Vanaf zijn werkplek, eenhoog achter het raam, de Koninginnedag-drukte inkijkend, ziet hij ook nog een Mickey Mouse-ballon op zilverfolie. Zo’n ballon wil Keith ook. Willem Oorebeek, galeriehulp, gaat op pad en vindt de verkoper. Mickey, maar dan zonder zijn oren, komt terug in een tekening met twee juichende mannetjes en de verticale letters USA. 

Tussendoor wipt nog iemand van Poetry InternationaI langs. Of Keith niet samen met cabaretier Freek de Jonge een tekening wil maken. Okee. Rond De Jonge’s  stram gebogen figuur met zijn tekst ‘Kunst is een knieval voor de tijd’ tekent Keith huppelende figuurtjes met een dobbelsteen. 

Gele engel  

Op de opening is Barbara Gladstone er weer. In haar gezelschap is nu Tony Shafrazi, bevriend kunstenaar en kunsthandelaar, waar Haring betaalde klusjes voor doet. Andere belangstellenden zijn Emmy Tob en Monique Perlstein die hem in 1983 bij hun Galerie 121 in Antwerpen zullen exposeren. Zij kopen echter niets. De dollar staat hoog. Daardoor kost een Haring-tekening van $ 500 dollar:  1250 gulden, nu zo’n € 570. Teveel voor potentiële kopers. 

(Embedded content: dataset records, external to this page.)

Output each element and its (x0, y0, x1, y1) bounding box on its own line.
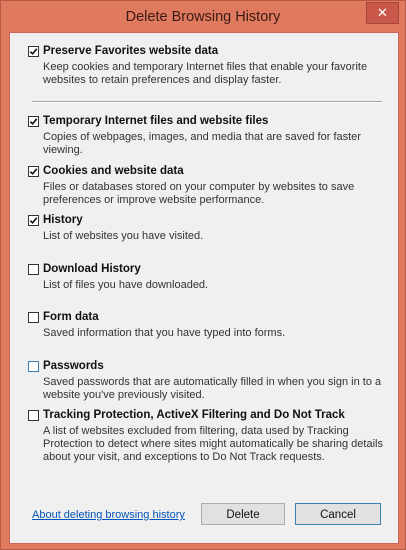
option-label: History (43, 214, 83, 226)
title-bar[interactable] (1, 1, 405, 33)
option-tracking-protection (28, 407, 388, 464)
option-description: A list of websites excluded from filtering, data used by Tracking Protection to detect where sites might automatically be sharing details about your visit, and exceptions to Do Not Track requests. (43, 425, 383, 463)
history-checkbox[interactable] (28, 215, 39, 226)
option-form-data (28, 309, 388, 340)
option-label: Download History (43, 263, 141, 275)
option-description: List of files you have downloaded. (43, 279, 209, 291)
delete-button[interactable]: Delete (201, 503, 285, 525)
option-cookies (28, 163, 388, 207)
option-preserve-favorites (28, 43, 388, 87)
checkmark-icon (29, 167, 38, 176)
option-description: Files or databases stored on your computer by websites to save preferences or improve website performance. (43, 181, 355, 206)
option-label: Cookies and website data (43, 165, 184, 177)
option-description: Saved information that you have typed into forms. (43, 327, 286, 339)
option-download-history (28, 261, 388, 292)
option-description: Copies of webpages, images, and media that are saved for faster viewing. (43, 131, 361, 156)
dialog-title: Delete Browsing History (125, 9, 281, 25)
cancel-button[interactable]: Cancel (295, 503, 381, 525)
tracking-protection-checkbox[interactable] (28, 410, 39, 421)
divider (32, 101, 382, 102)
form-data-checkbox[interactable] (28, 312, 39, 323)
option-label: Tracking Protection, ActiveX Filtering and Do Not Track (43, 409, 345, 421)
option-history (28, 212, 388, 243)
download-history-checkbox[interactable] (28, 264, 39, 275)
checkmark-icon (29, 117, 38, 126)
checkmark-icon (29, 47, 38, 56)
close-button[interactable] (366, 2, 399, 24)
option-passwords (28, 358, 388, 402)
option-label: Passwords (43, 360, 104, 372)
checkmark-icon (29, 216, 38, 225)
passwords-checkbox[interactable] (28, 361, 39, 372)
option-label: Form data (43, 311, 99, 323)
close-icon: ✕ (377, 5, 388, 20)
option-description: List of websites you have visited. (43, 230, 204, 242)
about-deleting-history-link[interactable]: About deleting browsing history (32, 509, 185, 521)
option-label: Temporary Internet files and website files (43, 115, 269, 127)
option-temporary-files (28, 113, 388, 157)
preserve-favorites-checkbox[interactable] (28, 46, 39, 57)
dialog-content (9, 32, 399, 544)
option-description: Keep cookies and temporary Internet files that enable your favorite websites to retain preferences and display faster. (43, 61, 368, 86)
cookies-checkbox[interactable] (28, 166, 39, 177)
temporary-files-checkbox[interactable] (28, 116, 39, 127)
option-label: Preserve Favorites website data (43, 45, 219, 57)
option-description: Saved passwords that are automatically filled in when you sign in to a website you've previously visited. (43, 376, 382, 401)
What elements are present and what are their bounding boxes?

Conservator Geert van Beijeren koopt voor Museum Boijmans van Beuningen de tekening ‘Fuck You’ (gericht tegen kunstcritici). Verdere verkopen blijven uit. Alleen Oorebeek koopt voor $ 100, € 114, een vriendenprijs, Harings enige Nederlandstalige tekening met de tekst ‘gele engel’. Het is een in memoriam. 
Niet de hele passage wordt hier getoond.